First published on November 2, 2015.
This weekend I fell down a rabbit hole researching Ruth Lufkin Whittier, wife of Joseph Dwinells. Ruth was supposed to be my next origin story, but before I tell her story I want to tell another. I was trying to find out more information about her parents when I stumbled onto a book titled The Descendants of Thomas Whittier and Ruth Green: of Salisbury & Haverhill, Massachusetts, by Charles Collyer Whittier. In this book I found Ruth and her parents as well as information about the Whittier side of my family tree. Ruth’s three times great-grandfather (my 10th) was Thomas Whittier, the first Whittier in America.

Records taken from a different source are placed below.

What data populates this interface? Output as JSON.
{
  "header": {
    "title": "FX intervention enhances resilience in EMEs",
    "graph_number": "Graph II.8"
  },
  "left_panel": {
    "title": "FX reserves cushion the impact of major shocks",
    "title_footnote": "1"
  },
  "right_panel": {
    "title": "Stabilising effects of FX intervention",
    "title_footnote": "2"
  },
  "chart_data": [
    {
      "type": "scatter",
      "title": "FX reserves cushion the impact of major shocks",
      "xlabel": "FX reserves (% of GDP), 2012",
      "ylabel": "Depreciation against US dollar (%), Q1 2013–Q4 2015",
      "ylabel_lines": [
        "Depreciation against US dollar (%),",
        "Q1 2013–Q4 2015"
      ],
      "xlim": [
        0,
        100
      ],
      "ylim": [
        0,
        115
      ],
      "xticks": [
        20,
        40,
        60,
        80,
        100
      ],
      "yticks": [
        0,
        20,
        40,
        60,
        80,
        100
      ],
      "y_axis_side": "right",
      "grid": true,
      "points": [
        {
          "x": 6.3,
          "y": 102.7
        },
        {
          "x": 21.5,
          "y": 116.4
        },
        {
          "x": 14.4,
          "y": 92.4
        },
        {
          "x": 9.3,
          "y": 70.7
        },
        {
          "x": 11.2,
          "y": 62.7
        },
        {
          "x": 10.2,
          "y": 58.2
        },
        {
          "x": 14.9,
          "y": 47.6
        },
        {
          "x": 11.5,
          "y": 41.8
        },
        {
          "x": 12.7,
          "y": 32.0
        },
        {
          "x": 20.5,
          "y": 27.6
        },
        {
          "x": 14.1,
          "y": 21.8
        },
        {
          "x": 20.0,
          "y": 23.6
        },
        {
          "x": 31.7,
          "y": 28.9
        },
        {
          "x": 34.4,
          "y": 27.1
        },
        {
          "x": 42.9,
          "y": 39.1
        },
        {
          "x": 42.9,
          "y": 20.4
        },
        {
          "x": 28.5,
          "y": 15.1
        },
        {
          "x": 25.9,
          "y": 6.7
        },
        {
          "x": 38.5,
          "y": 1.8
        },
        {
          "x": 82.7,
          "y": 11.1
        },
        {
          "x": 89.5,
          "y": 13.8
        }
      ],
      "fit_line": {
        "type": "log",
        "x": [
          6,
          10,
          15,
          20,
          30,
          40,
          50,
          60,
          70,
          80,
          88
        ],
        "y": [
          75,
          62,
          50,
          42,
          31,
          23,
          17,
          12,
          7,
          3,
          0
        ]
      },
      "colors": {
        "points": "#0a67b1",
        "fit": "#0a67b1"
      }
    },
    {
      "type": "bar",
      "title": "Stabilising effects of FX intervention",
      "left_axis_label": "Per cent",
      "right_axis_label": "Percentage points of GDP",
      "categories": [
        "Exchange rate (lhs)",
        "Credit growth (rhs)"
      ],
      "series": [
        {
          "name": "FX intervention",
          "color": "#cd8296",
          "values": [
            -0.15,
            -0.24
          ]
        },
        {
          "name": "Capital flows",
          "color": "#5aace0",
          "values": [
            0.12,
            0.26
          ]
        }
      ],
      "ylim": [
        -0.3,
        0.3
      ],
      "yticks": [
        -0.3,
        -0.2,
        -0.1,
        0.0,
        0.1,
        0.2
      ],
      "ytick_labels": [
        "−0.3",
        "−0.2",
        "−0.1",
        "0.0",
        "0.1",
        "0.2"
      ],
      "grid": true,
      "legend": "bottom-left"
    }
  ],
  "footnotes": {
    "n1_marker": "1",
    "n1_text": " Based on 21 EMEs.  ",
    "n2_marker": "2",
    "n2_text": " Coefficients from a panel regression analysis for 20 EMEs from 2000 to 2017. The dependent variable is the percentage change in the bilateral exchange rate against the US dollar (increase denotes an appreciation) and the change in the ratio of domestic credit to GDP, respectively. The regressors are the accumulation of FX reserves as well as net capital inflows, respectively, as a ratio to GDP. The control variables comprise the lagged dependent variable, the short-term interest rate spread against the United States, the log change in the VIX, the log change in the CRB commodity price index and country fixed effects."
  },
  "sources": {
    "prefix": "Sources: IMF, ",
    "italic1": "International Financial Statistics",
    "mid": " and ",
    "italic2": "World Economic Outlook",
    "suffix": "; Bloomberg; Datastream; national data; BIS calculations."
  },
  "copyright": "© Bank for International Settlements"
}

Thomas was probably born around 1620 in Salisbury, England. He set sail for the new world in 1638 aboard the Confidence. I was able to find some amazing information about ship manifests compiled by Anne Stevens. Thomas was 18 years old and traveling with his uncle John Rolfe. Thomas was listed as a servant but this might be an indication that Uncle John paid for his passage and that Thomas was going to pay him back. Confidence landed on April 24, 1638 in Boston, Massachusetts. From there Thomas moved to Salisbury, Massachusetts where he married Ruth Green. I found a mention that by the age of 21, Thomas was 300 pounds per family tradition, but I have a feeling that this was some sort of transcription error.
Thomas and Ruth had their first child in Salisbury, Mary born in 1647, however the Whittier family soon moved to Haverhill, Massachusetts. Their second child, John (my direct ancestor) was born on December 23, 1649 in Haverhill. I found another book, The History of Haverhill, Massachusetts, from its First Settlement, in 1640, to the Year 1860 by George Wingate Chase that mentioned Thomas quite a few times. When Thomas arrived in town he not only brought his family, but he also brought some bees that were bequeathed to him:
Thomas Whittier, of Newbury, came into town about this time  and brought a swarm of bees, which were probably the first in the place. They were willed to him by Henry Rolfe of Newbury, who calls the, “his best swarm of bees”. At that time they were no mean legacy, and their arrival was doubtless the “town talk”. (pg 67)
Thomas was very involved in Haverhill. He served on the town board and even briefly served as the town constable in 1669. His third child, Ruth was born in 1651 and his fourth, Thomas was born in 1653. A year before this, he received 7 ½ acres in a distribution of plough-land. He and Ruth had six more children Susannah in 1656, Nathaniel in 1658, Hannah in 1660, Richard in 1663, Elizabeth 1666 and Joseph in 1669.
Thomas built a house for his family in 1688 and that house still exists although, I think parts of it has been rebuilt. The Whittier homestead is listed as being built in 1829 as well. Perhaps a trip to this house will clear up some of this confusion. This house is a museum commemorating the accomplishments of John Greenleaf Whittier who was a famous poet and abolitionist. We only share Thomas as a common ancestor, his direct ancestor was Thomas’s son Joseph.
Thomas died on November 28, 1696 at the age of 76. A memorial for Thomas and Ruth exists on the John Greenleaf Whittier Homestead. All of Thomas’s children lived into adulthood and contributed heavily to the town of Haverhill. As with every origin story, I’m sure that I will uncover more as I dig deeper into my history.